What is a resilient relationship?

 

A working definition (incomplete):

A resilient relationship is one that can handle adversity, disagreement, misunderstanding, stress, and hurt through healthy conflict and skillful communication. While it can feel uncomfortable to sit in the discomfort of conflict, surface positivity, false harmony, and avoidance don’t create resilient relationships. Like trees planted in shallow soil, these kinds of relationships don’t develop deep roots, and can’t survive emotional storms. In fact, surface positivity, false harmony, and avoiding conflict create emotional storms. Like slowly putting pebbles of unresolved hurts onto a rock pile, the weight of avoidance can make relationships heavy, nurture mistrust, and create resentment. We can end up carrying around all this weight and even bringing it into other relationships.

 

People in resilient relationships move through disagreement to mutual understanding, establish boundaries that create safety, and support each other to meet emotional needs. People in resilient relationships have a shared understanding about protocols-rules of engagement-for healthy conflict. People in resilient relationships also have shared intention towards understanding each other, willingness to see conflict from the other person’s perspective, and internal awareness about what emotions and experiences they bring to a conflict that influence their reactions and perceptions.

 

Resilient relationships, and the skills to nurture them, are created slowly with effort, intention, and practice. Resilient relationships take a lot of humility, compassion, and a willingness to sit in the discomfort of one’s impact.
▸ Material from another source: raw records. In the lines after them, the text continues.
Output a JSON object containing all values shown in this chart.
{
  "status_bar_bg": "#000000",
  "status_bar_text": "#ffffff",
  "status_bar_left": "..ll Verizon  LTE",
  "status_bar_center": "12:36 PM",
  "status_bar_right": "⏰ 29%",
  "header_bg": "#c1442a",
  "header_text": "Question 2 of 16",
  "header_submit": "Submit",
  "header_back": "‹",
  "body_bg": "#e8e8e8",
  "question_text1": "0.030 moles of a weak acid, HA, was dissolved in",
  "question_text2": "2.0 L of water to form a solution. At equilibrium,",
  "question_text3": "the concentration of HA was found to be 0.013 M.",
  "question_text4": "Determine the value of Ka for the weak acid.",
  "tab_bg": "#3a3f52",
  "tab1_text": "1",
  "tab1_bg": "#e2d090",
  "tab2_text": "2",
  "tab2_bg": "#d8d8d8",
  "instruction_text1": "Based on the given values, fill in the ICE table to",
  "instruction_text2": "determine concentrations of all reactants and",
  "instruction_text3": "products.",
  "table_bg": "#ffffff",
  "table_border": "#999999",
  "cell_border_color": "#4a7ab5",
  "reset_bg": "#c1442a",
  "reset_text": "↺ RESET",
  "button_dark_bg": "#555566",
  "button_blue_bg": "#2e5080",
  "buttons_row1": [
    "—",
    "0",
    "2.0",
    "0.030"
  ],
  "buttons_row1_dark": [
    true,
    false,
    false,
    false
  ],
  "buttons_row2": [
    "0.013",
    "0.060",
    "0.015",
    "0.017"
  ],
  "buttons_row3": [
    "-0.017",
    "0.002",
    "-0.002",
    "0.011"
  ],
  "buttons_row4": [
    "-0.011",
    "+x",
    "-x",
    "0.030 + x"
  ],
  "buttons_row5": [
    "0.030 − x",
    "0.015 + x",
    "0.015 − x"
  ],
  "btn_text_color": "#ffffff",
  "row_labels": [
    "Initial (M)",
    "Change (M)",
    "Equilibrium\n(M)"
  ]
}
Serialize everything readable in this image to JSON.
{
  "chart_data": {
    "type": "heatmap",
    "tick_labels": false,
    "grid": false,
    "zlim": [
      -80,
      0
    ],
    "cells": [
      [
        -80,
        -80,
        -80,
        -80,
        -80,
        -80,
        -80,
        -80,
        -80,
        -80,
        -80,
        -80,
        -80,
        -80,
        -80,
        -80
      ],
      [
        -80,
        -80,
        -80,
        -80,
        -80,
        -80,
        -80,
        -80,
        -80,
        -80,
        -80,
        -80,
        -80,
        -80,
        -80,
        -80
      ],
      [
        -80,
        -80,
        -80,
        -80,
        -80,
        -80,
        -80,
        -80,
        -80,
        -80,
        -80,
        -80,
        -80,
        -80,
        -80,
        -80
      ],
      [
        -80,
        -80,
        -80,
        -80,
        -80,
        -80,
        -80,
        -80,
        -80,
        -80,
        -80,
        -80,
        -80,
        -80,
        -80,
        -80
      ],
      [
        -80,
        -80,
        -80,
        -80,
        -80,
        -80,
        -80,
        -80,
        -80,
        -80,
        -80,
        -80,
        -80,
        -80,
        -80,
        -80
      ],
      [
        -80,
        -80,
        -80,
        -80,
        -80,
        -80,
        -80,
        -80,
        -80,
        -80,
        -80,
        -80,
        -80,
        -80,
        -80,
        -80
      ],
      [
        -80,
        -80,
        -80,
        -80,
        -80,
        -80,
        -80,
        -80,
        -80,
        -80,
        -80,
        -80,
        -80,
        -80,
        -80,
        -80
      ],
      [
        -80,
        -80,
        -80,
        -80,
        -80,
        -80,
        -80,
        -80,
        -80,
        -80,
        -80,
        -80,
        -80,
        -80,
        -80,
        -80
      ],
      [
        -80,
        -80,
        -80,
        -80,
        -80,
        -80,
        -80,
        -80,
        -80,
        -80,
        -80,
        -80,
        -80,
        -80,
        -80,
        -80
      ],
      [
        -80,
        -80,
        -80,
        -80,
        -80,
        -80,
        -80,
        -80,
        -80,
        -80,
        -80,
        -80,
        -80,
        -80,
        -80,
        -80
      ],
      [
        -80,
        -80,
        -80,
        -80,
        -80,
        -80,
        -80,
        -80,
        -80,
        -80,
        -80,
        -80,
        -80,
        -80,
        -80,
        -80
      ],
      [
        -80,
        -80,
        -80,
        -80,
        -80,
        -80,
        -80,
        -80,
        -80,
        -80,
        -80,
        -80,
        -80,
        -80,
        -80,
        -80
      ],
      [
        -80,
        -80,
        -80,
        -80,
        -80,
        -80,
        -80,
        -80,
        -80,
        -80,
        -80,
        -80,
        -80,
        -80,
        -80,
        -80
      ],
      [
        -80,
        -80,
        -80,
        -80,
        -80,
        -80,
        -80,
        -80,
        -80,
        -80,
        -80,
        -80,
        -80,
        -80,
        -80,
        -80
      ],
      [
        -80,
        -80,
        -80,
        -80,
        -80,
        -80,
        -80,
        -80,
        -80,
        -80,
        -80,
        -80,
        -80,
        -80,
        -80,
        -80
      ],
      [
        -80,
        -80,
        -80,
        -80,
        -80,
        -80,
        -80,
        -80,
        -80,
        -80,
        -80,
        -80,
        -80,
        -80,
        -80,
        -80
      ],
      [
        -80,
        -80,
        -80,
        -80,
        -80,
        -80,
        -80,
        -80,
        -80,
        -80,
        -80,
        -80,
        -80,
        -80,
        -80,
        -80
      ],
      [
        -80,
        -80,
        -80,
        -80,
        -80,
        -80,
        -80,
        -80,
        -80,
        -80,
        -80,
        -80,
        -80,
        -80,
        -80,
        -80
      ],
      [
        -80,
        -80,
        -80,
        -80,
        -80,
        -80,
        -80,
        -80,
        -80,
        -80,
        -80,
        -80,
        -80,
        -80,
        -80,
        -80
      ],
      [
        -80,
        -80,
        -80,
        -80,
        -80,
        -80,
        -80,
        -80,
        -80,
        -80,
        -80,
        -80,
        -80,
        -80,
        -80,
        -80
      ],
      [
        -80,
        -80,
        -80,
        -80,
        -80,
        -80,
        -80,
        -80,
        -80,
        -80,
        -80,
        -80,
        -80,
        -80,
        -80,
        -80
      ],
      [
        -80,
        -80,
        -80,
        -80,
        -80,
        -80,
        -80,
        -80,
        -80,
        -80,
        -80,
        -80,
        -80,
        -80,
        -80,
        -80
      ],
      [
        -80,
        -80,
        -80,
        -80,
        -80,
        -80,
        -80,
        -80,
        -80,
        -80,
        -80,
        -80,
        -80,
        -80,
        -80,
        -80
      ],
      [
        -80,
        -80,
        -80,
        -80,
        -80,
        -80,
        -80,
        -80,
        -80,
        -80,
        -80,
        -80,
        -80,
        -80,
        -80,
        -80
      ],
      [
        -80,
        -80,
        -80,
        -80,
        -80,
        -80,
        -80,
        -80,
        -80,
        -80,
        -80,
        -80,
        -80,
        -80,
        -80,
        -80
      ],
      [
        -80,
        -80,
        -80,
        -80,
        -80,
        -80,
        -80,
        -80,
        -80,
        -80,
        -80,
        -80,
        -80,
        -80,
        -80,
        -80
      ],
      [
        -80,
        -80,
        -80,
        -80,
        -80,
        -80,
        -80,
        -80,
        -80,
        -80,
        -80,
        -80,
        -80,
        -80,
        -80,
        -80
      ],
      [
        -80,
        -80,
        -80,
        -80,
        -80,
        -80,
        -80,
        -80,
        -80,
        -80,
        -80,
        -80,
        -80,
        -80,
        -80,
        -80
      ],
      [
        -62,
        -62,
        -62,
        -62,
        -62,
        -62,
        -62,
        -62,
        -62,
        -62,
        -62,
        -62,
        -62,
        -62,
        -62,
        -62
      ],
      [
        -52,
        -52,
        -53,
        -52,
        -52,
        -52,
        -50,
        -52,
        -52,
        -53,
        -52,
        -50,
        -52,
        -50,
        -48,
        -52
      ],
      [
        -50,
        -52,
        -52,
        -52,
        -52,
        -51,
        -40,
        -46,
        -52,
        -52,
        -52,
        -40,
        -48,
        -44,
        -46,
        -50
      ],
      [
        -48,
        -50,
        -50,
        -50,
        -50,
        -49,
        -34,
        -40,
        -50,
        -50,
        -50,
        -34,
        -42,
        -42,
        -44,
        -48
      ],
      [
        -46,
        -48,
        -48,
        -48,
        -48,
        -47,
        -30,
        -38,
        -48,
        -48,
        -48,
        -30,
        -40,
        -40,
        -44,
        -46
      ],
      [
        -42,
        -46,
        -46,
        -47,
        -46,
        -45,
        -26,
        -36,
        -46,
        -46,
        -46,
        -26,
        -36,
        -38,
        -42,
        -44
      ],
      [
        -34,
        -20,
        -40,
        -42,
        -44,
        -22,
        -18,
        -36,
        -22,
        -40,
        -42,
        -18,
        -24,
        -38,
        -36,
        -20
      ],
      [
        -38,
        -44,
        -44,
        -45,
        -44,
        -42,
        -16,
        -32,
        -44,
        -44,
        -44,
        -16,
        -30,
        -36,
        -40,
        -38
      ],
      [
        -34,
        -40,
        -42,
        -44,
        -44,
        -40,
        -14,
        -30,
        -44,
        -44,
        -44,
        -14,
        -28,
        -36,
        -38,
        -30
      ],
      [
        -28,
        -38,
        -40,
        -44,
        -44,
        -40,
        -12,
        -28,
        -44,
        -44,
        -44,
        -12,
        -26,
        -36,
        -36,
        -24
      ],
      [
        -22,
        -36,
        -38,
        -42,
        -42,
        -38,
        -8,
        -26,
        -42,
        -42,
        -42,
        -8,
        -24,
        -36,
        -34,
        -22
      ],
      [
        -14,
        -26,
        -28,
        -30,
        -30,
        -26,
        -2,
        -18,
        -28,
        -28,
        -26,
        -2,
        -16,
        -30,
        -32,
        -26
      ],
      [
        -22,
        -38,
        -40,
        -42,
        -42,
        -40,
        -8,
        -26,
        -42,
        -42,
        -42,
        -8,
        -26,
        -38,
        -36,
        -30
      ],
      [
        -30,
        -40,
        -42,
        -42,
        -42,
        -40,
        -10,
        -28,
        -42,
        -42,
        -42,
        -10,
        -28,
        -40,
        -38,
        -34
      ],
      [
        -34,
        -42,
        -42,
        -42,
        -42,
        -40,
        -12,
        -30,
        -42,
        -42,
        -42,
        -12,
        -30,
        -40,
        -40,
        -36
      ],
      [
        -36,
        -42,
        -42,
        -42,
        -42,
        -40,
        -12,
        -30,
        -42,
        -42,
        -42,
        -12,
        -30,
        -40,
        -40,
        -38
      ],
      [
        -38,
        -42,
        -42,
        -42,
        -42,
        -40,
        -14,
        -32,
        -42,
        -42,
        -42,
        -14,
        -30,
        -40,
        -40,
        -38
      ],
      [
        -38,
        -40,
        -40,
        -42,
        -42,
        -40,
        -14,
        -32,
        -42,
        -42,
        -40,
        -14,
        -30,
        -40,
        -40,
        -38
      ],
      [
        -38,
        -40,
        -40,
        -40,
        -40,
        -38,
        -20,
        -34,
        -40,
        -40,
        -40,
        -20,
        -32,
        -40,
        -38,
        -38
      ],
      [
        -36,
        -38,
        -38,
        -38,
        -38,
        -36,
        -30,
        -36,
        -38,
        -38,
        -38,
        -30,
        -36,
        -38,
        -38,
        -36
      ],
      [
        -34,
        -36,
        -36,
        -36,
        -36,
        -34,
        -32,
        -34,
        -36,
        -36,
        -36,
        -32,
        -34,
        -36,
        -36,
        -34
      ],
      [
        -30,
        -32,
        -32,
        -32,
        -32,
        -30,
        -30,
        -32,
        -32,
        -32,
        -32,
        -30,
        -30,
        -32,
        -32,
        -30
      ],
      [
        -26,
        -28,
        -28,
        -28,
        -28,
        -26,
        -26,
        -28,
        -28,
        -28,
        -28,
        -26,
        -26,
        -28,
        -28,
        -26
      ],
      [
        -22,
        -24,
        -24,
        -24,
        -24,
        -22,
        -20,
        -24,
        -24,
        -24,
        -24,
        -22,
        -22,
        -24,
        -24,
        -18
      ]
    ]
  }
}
People in resilient relationships can accept that they have made mistakes, caused harm, or gotten stuck in their conditioned emotional responses. People in resilient relationships can accept that their perspective, or feelings, aren’t a complete picture of what’s happening in a conflict. People in resilient relationships can face their hurt feelings and then let them go. People in resilient relationships can offer sincere apology for their impact, regardless of intention, and work with another person’s pain to repair the relationship.

 

Reflective Questions:

  • What, if any, resilient relationships do you have in your life?
  • What, if any, resilient relationships do you have in your ILR work?
  • What are other aspects of resiliency besides those already identified?
  • When is a time when you and another person were able to move through healthy conflict? How did you do it?

 

Why do resilient relationships matter? 

 

In the field of ILR, and in Indigenous communities overall, as practitioners we are going to bump up against other people’s pain, shame, anger, grief, or sadness. We are going to bump up against their coping mechanisms, trauma triggers, and conditioned emotional responses. Equally, people are going to bump up against our own in ways that create conflict, stress, or hurt. Accumulated unresolved conflict, stress, or hurt is toxic. While we can’t necessarily nurture resiliency in every relationship, we can seek to grow it any relationship where the other person is sincerely committed to sharing that intention-and learning the skills-necessary for resiliency.

 

Reflective Questions:

  • Can you think of a moment of conflict, stress, or hurt where having the skills to nurture resilient relationships might have helped you?
  • Can you think of a relationship in the present where you could safely ask another person to share intention with you to learn skills around creating a resilient relationship?